Effect of blending waste tyre derived fuel on oxidation stability of biodiesel and performance and emission studies of a diesel engine

Abstract

The oxidation stability of biodiesel plays an important role for its long term storage. Although it is possible to obtain the required oxidation stability of any biodiesel by using synthetic antioxidants, the cost of the resultant fuel will increase because of higher cost of antioxidant. The phenolic compounds present in the pyrolysis oil may act as natural antioxidants to biodiesel. Tyre pyrolysis oil (TPO) derived from waste automobile tyres through pyrolysis contains few phenolic compounds. Therefore, in this investigation, an attempt was made to analyse the influence of blending different amounts of TPO with jatropha methyl ester (JME) on the oxidation stability of the blend.
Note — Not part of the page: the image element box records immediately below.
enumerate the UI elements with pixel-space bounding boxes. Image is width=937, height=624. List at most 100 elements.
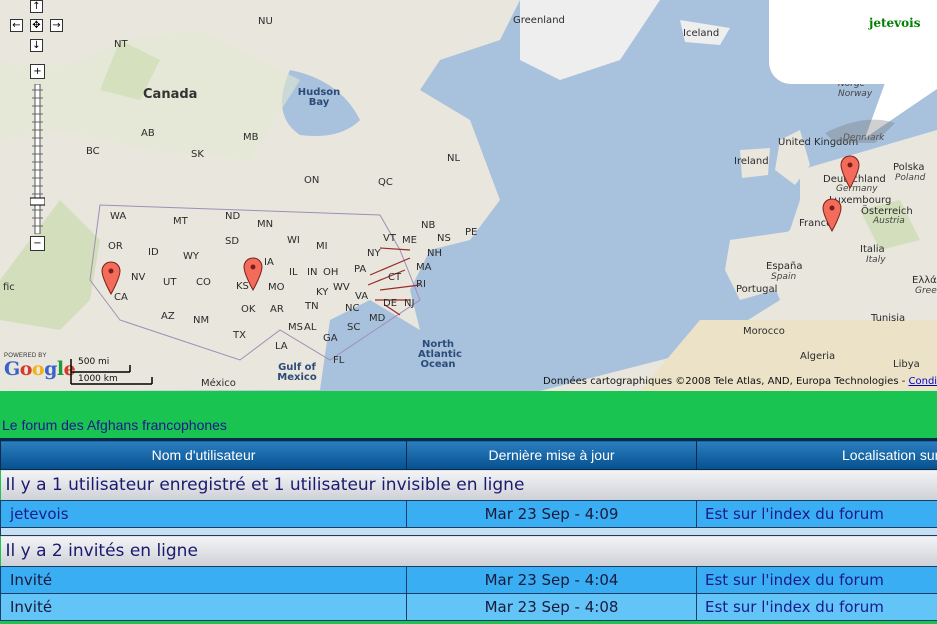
location-link[interactable]: Est sur l'index du forum [696, 500, 937, 528]
map-label-state: OR [108, 241, 123, 252]
map-label-state: NU [258, 16, 273, 27]
map-label-region: Canada [143, 87, 198, 102]
info-window-username[interactable]: jetevois [869, 16, 920, 30]
column-header-last-update[interactable]: Dernière mise à jour [406, 438, 697, 470]
marker-pin-france[interactable] [822, 198, 842, 232]
google-logo[interactable]: POWERED BY Google [4, 353, 76, 380]
map-label-region: Morocco [743, 326, 785, 337]
map-label-state: WI [287, 235, 300, 246]
map-label-state: KY [316, 287, 329, 298]
map-label-state: MD [369, 313, 386, 324]
forum-title: Le forum des Afghans francophones [2, 417, 227, 433]
last-update: Mar 23 Sep - 4:08 [406, 593, 697, 621]
map-label-state: NJ [404, 298, 415, 309]
map-label-state: OH [323, 267, 339, 278]
map-label-state: DE [383, 298, 398, 309]
map-label-state: WA [110, 211, 127, 222]
google-map[interactable]: Canada Greenland Iceland Hudson Bay North At… [0, 0, 937, 391]
map-label-state: GA [323, 333, 338, 344]
map-label-state: OK [241, 304, 256, 315]
map-label-region: Hudson Bay [297, 87, 341, 108]
marker-pin-california[interactable] [101, 261, 121, 295]
map-label-region: Libya [893, 359, 920, 370]
user-link[interactable]: jetevois [0, 500, 407, 528]
column-header-username[interactable]: Nom d'utilisateur [0, 438, 407, 470]
scale-bar: 500 mi 1000 km [70, 357, 154, 387]
zoom-slider-handle [30, 197, 45, 206]
pan-right-button[interactable]: → [50, 19, 63, 32]
map-label-region: Polska [893, 162, 925, 173]
zoom-out-button[interactable]: − [30, 236, 45, 251]
map-label-state: ND [225, 211, 241, 222]
guest-name: Invité [0, 593, 407, 621]
map-label-state: UT [163, 277, 177, 288]
location-link[interactable]: Est sur l'index du forum [696, 593, 937, 621]
map-label-state: MB [243, 132, 259, 143]
guests-heading: Il y a 2 invités en ligne [0, 535, 937, 567]
conditions-link[interactable]: Conditions [909, 376, 937, 387]
map-label-region: México [201, 378, 236, 389]
map-label-state: WY [183, 251, 199, 262]
location-link[interactable]: Est sur l'index du forum [696, 566, 937, 594]
map-label-region: North Atlantic Ocean [418, 339, 462, 370]
map-label-state: ON [304, 175, 320, 186]
map-label-state: SC [347, 322, 361, 333]
map-label-state: ME [402, 235, 417, 246]
map-label-state: MN [257, 219, 274, 230]
zoom-in-button[interactable]: + [30, 64, 45, 79]
registered-users-heading: Il y a 1 utilisateur enregistré et 1 uti… [0, 469, 937, 501]
map-label-state: MA [416, 262, 432, 273]
map-label-state: NM [193, 315, 210, 326]
map-label-region: Tunisia [871, 313, 906, 324]
map-label-region: Spain [771, 272, 797, 282]
pan-down-button[interactable]: ↓ [30, 39, 43, 52]
map-label-state: NC [345, 303, 360, 314]
map-label-state: ID [148, 247, 159, 258]
map-label-state: NY [367, 248, 381, 259]
table-row: jetevois Mar 23 Sep - 4:09 Est sur l'ind… [0, 500, 937, 528]
map-attribution: Données cartographiques ©2008 Tele Atlas… [543, 376, 937, 387]
map-label-state: MT [173, 216, 188, 227]
map-label-state: IN [307, 267, 318, 278]
map-label-region: Italy [866, 255, 886, 265]
map-label-region: Gree [915, 286, 937, 296]
map-label-state: IA [264, 257, 274, 268]
map-label-region: Italia [860, 244, 885, 255]
map-label-state: LA [275, 341, 288, 352]
map-label-state: AR [270, 304, 284, 315]
map-label-region: Greenland [513, 15, 565, 26]
marker-pin-germany[interactable] [840, 155, 860, 189]
map-label-state: FL [333, 355, 345, 366]
marker-pin-kansas[interactable] [243, 257, 263, 291]
map-label-state: MS [288, 322, 303, 333]
map-label-state: AB [141, 128, 155, 139]
pan-up-button[interactable]: ↑ [30, 0, 43, 13]
map-label-state: NL [447, 153, 461, 164]
map-label-state: AZ [161, 311, 175, 322]
attribution-text: Données cartographiques ©2008 Tele Atlas… [543, 376, 906, 387]
map-label-state: RI [416, 279, 426, 290]
map-label-region: Austria [873, 216, 905, 226]
table-row: Invité Mar 23 Sep - 4:08 Est sur l'index… [0, 593, 937, 621]
map-label-state: CO [196, 277, 211, 288]
map-label-state: WV [333, 282, 350, 293]
map-label-region: Gulf of Mexico [277, 362, 317, 383]
column-header-location[interactable]: Localisation sur le forum [696, 438, 937, 470]
map-label-region: fic [3, 282, 15, 293]
pan-left-button[interactable]: ← [10, 19, 23, 32]
scale-miles: 500 mi [78, 357, 110, 367]
map-label-state: CT [388, 272, 402, 283]
info-window-tail [825, 83, 937, 143]
guest-name: Invité [0, 566, 407, 594]
map-label-region: Portugal [736, 284, 778, 295]
map-label-region: Iceland [683, 28, 720, 39]
map-label-state: AL [304, 322, 317, 333]
map-label-state: VA [355, 291, 369, 302]
map-label-state: NH [427, 248, 442, 259]
map-label-state: NT [114, 39, 128, 50]
zoom-slider[interactable] [30, 84, 45, 234]
google-wordmark: Google [4, 358, 76, 380]
map-label-state: NV [131, 272, 146, 283]
map-label-region: España [766, 261, 803, 272]
pan-center-button[interactable]: ✥ [30, 19, 43, 32]
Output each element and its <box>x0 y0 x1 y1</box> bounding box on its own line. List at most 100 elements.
For this purpose, 20%, 40% and 60% (on volume basis) of TPO were blended with the JME and designated as JMETPOXX blend where XX indicates the percentage of TPO. This work reveals that by blending TPO with JME, there was significant improvement noticed in the oxidation stability of JMETPO blends. The JME exhibited oxidation stability of 3.28h while for JMETPO20, JMETPO40 and JMETPO60 the value of oxidation stability was 8.2, 13.6, and 16.7h respectively. In addition to this, an experimental investigation was also carried out by using the JMETPO20 blend, to evaluate the behaviour of the diesel engine run on the biodiesel blend, with and without synthetic antioxidants. The addition of antioxidants tert-butyl hydroquinone (TBHQ), pyrogallol (PY) and propyl gallate (PG) to the JMETPO20 blend resulted in a mean reduction in brake specific energy consumption by about 2.3%, 7% and 5.4% respectively at full load compared to that of JMETPO20 blend without antioxidant. Based on the experimental findings, this study suggests that blending 20% TPO with 80% JME can reduce dosage of antioxidant by about 50%.